The gigantic kauri, the king of the New Zealand forest, and the most valuable tree in the land, is confined to the northern and middle portions of the Auckland Province, and although this splendid tree is being cut down and converted into houses for the people, or exported to other lands, at the rate of nearly half a million pounds worth per annum, there is still sufficient left to make the forests of North Auckland the most interesting in the country. The forest area of the province is a little over five million acres, of which more than three-fifths is south of Auckland. All these forests are exceedingly dense; not only are the large trees very close together, but among them grow smaller ones of great variety, interlaced by the omnipresent supple-jack. The cutting of the forests of New Zealand for the useful purposes to which the timber is put, goes on much faster in Auckland than in other parts of the Colony, but wholesale destruction by the axe and fire, to make room for sheep and cattle, is less common than in other parts of the island. Besides the kauri—wonderful as a standing tree—some-times twenty feet in diameter, with a trunk of a hundred feet to the first branch, and correspondingly useful when converted into sawn boards—there are numerous other very valuable timbers in the forests of Auckland, many of which are common throughout the island. These woods are mentioned in the descriptions of some of the leading furniture factories, where they are extensively used with admirable effect.

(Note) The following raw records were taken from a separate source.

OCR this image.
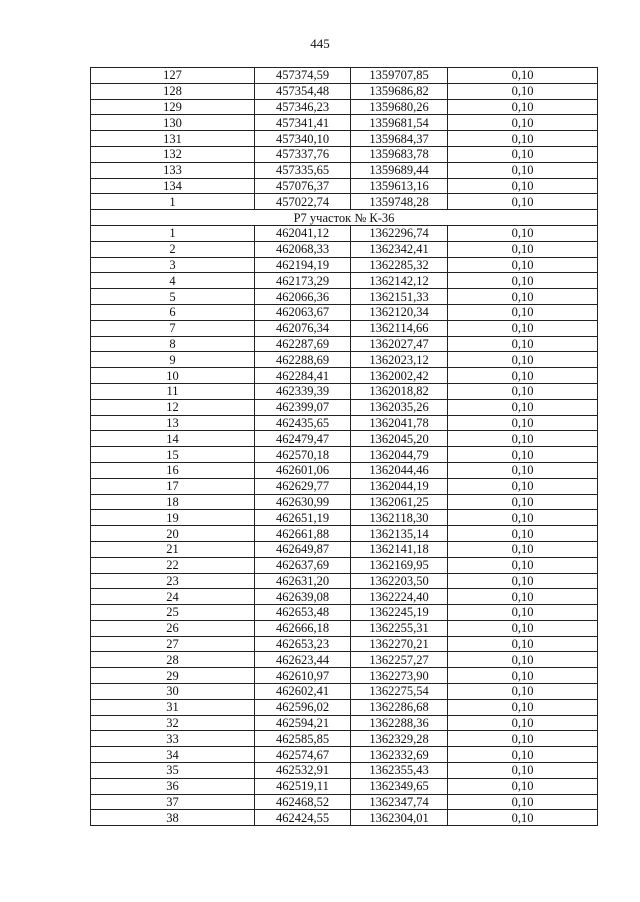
445
127	457374,59	1359707,85	0,10
128	457354,48	1359686,82	0,10
129	457346,23	1359680,26	0,10
130	457341,41	1359681,54	0,10
131	457340,10	1359684,37	0,10
132	457337,76	1359683,78	0,10
133	457335,65	1359689,44	0,10
134	457076,37	1359613,16	0,10
1	457022,74	1359748,28	0,10
Р7 участок № К-36			
1	462041,12	1362296,74	0,10
2	462068,33	1362342,41	0,10
3	462194,19	1362285,32	0,10
4	462173,29	1362142,12	0,10
5	462066,36	1362151,33	0,10
6	462063,67	1362120,34	0,10
7	462076,34	1362114,66	0,10
8	462287,69	1362027,47	0,10
9	462288,69	1362023,12	0,10
10	462284,41	1362002,42	0,10
11	462339,39	1362018,82	0,10
12	462399,07	1362035,26	0,10
13	462435,65	1362041,78	0,10
14	462479,47	1362045,20	0,10
15	462570,18	1362044,79	0,10
16	462601,06	1362044,46	0,10
17	462629,77	1362044,19	0,10
18	462630,99	1362061,25	0,10
19	462651,19	1362118,30	0,10
20	462661,88	1362135,14	0,10
21	462649,87	1362141,18	0,10
22	462637,69	1362169,95	0,10
23	462631,20	1362203,50	0,10
24	462639,08	1362224,40	0,10
25	462653,48	1362245,19	0,10
26	462666,18	1362255,31	0,10
27	462653,23	1362270,21	0,10
28	462623,44	1362257,27	0,10
29	462610,97	1362273,90	0,10
30	462602,41	1362275,54	0,10
31	462596,02	1362286,68	0,10
32	462594,21	1362288,36	0,10
33	462585,85	1362329,28	0,10
34	462574,67	1362332,69	0,10
35	462532,91	1362355,43	0,10
36	462519,11	1362349,65	0,10
37	462468,52	1362347,74	0,10
38	462424,55	1362304,01	0,10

A very large proportion of the forests of Auckland are upon Crown lands, and the kauri still standing on these lands is estimated to be worth more than a million pounds, beyond the cost of cutting and sending it to market.

In proportion to geographical extent, the area of forest land in the province of Auckland is less than the corresponding area in Wellington. In Auckland less than a third, while in Wellington more than half the entire province is still forest-clad.